The iconic global restaurant chain McDonald's (MCD 0.32%) is bouncing back strong after the pandemic hurt sales in 2020. The Golden Arches is thriving as consumers look for convenience and affordability, two things it offers in abundance at its roughly 40,000 locations worldwide. 

It's understandable for investor interest to rise as a company's operating performance improves. Let's look closer at McDonald's prospects, dividend, and valuation, and determine if investors should add the stock to their portfolios. 

Two people eating a burger and fries.

Image source: Getty Images.

Digital options fuel sales growth 

Interestingly, McDonald's revenue in 2021 eclipsed the level from 2019. That's an essential milestone as the top line fell 10% in 2020 when the company was forced to close many of its locations to in-person diners. More precisely, revenue totaled $23.2 billion in 2021, up from $21.3 billion in 2019. Fueling that growth has been the rise of more convenient ordering and fulfillment options.

MCD Revenue (Annual) Chart

Data by YCharts.

Digital systemwide sales surpassed $18 billion in 2021 and comprised over 25% of total sales in the company's top six markets. Folks can now use the McDonald's app to order and choose their desired fulfillment method (pick up, drive-thru, or delivery). The feature adds another layer of convenience, one of the main reasons people choose McDonald's, and the $18 billion in digital sales proves just how much it is appreciated. The delivery option, in particular, could be a boom for several years. It expands the geographical reach of each McDonald's restaurant and serves consumers unwilling or unable to walk or drive to the nearest location.

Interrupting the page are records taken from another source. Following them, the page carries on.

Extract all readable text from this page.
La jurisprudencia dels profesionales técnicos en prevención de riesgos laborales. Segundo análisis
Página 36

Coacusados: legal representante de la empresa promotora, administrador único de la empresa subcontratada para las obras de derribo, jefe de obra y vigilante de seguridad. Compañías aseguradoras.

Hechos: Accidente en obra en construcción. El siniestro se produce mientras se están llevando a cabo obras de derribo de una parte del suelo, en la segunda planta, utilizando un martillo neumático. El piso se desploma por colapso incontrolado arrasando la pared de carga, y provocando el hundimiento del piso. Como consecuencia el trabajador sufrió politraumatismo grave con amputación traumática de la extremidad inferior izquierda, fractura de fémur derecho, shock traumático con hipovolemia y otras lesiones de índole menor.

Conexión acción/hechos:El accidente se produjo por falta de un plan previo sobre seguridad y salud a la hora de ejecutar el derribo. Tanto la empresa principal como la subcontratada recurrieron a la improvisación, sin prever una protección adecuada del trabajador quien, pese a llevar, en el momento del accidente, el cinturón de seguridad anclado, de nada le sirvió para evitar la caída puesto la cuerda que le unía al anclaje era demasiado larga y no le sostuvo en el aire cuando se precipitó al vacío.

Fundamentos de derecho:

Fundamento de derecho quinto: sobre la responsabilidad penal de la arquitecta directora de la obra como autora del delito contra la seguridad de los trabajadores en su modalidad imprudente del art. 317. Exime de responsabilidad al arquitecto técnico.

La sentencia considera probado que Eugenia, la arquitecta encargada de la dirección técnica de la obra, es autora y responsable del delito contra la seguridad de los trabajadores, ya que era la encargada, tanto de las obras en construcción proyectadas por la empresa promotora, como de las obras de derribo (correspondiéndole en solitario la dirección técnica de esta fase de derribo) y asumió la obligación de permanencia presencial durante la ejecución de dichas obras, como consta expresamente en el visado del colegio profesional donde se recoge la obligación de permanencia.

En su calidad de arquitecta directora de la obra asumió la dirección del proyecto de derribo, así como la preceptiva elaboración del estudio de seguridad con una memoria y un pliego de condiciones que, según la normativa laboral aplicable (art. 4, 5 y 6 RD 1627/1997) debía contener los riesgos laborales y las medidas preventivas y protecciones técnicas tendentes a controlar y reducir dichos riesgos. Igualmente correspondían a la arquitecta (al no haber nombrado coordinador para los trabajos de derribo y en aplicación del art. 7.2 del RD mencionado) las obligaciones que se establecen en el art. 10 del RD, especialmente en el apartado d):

The increase in digital sales is also helpful to McDonald's bottom line. The company only operates 7% of its restaurants with the remainder run by franchisees. Therefore, an incremental rise in sales flows nicely to the bottom line. It's also beneficial for franchisees because one of the main challenges of late has been retaining enough staff to meet demand. Digital orders can mean fewer cashiers or drive-thru operators, reducing labor costs for restaurant operators.

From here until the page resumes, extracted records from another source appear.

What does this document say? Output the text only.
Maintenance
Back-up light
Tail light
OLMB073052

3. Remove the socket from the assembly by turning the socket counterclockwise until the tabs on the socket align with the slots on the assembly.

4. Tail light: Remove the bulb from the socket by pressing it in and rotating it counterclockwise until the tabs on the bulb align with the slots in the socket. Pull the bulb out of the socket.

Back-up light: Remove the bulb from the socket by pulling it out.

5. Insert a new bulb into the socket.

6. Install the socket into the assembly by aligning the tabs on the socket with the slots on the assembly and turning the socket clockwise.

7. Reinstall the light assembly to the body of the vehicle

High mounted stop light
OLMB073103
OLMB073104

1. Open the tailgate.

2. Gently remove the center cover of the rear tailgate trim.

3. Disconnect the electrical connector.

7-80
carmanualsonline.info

MCD EPS Diluted (TTM) Chart

Data by YCharts.

That partly explains how McDonald's reported record earnings per share in 2021. Earnings are a critical element of the company's ability to pay dividends. Without sufficient profits, dividends cannot be sustained long term.

McDonald's profitability means it can continue paying and expanding its payout as it has over the years. Since 2012, the Dividend Aristocrat has increased its annual payout from $2.87 to $5.25, extending its nearly five-decade streak of dividend growth.

McDonald's is trading at a fair valuation 

MCD Price to Free Cash Flow Chart

Data by YCharts.

At a price-to-earnings ratio of 25 and a price-to-free cash flow ratio of about 27, McDonald's is trading near its five-year average for these metrics. Considering McDonald's excellent long-term prospects, investors can feel good about adding McDonald's stock to their portfolios.